Configure database metadata

Prerequisites · pip install "datacoolie[db]" · an RDBMS the team can share · DDL privileges to create the metadata schema. End state · DatabaseProvider reading dc_framework_connections, dc_framework_dataflows, dc_framework_watermarks, and dc_framework_schema_hints tables.

Supported dialects

Any dialect supported by SQLAlchemy 2.x. The usecase-sim testbed ships DDL for SQLite, PostgreSQL, MySQL, MSSQL, and Oracle — see usecase-sim/metadata/database/.

Schema

erDiagram
    dc_framework_connections ||--o{ dc_framework_dataflows : "source / destination connection"
    dc_framework_dataflows ||--o{ dc_framework_schema_hints : "many"
    dc_framework_dataflows ||--o| dc_framework_watermarks : "per dataflow"

All tables are workspace-scoped (workspace_id column) and honour soft-delete (deleted_at IS NULL).

Loading

from datacoolie.metadata.database_provider import DatabaseProvider

provider = DatabaseProvider(
    connection_string="postgresql+psycopg2://user:pwd@host:5432/metadata",
    workspace_id="your-workspace-id",
)

Seeding

Use usecase-sim/scripts/setup_metadata.py --targets db:postgresql as a reference implementation.

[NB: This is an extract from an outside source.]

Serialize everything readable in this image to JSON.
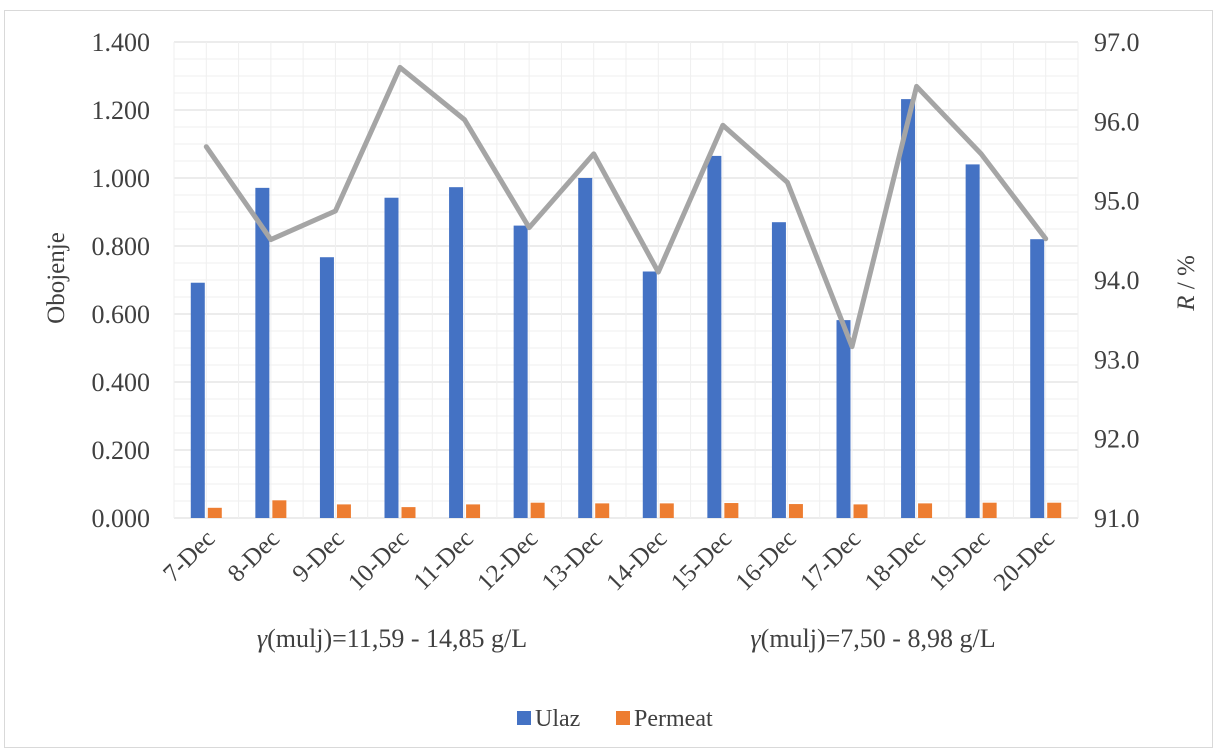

It:

  1. Creates the schema via dialect-specific DDL.
  2. Parses every canonical JSON metadata file.
  3. INSERTs connections, dataflows, and children under a single transaction.

Concurrency notes

  • DatabaseProvider opens one short-lived connection per operation. It does not pin a session across the driver's parallel execution. Safe with max_workers > 1.
  • Watermarks are written with SELECT ... FOR UPDATE on dialects that support it, otherwise an optimistic upsert.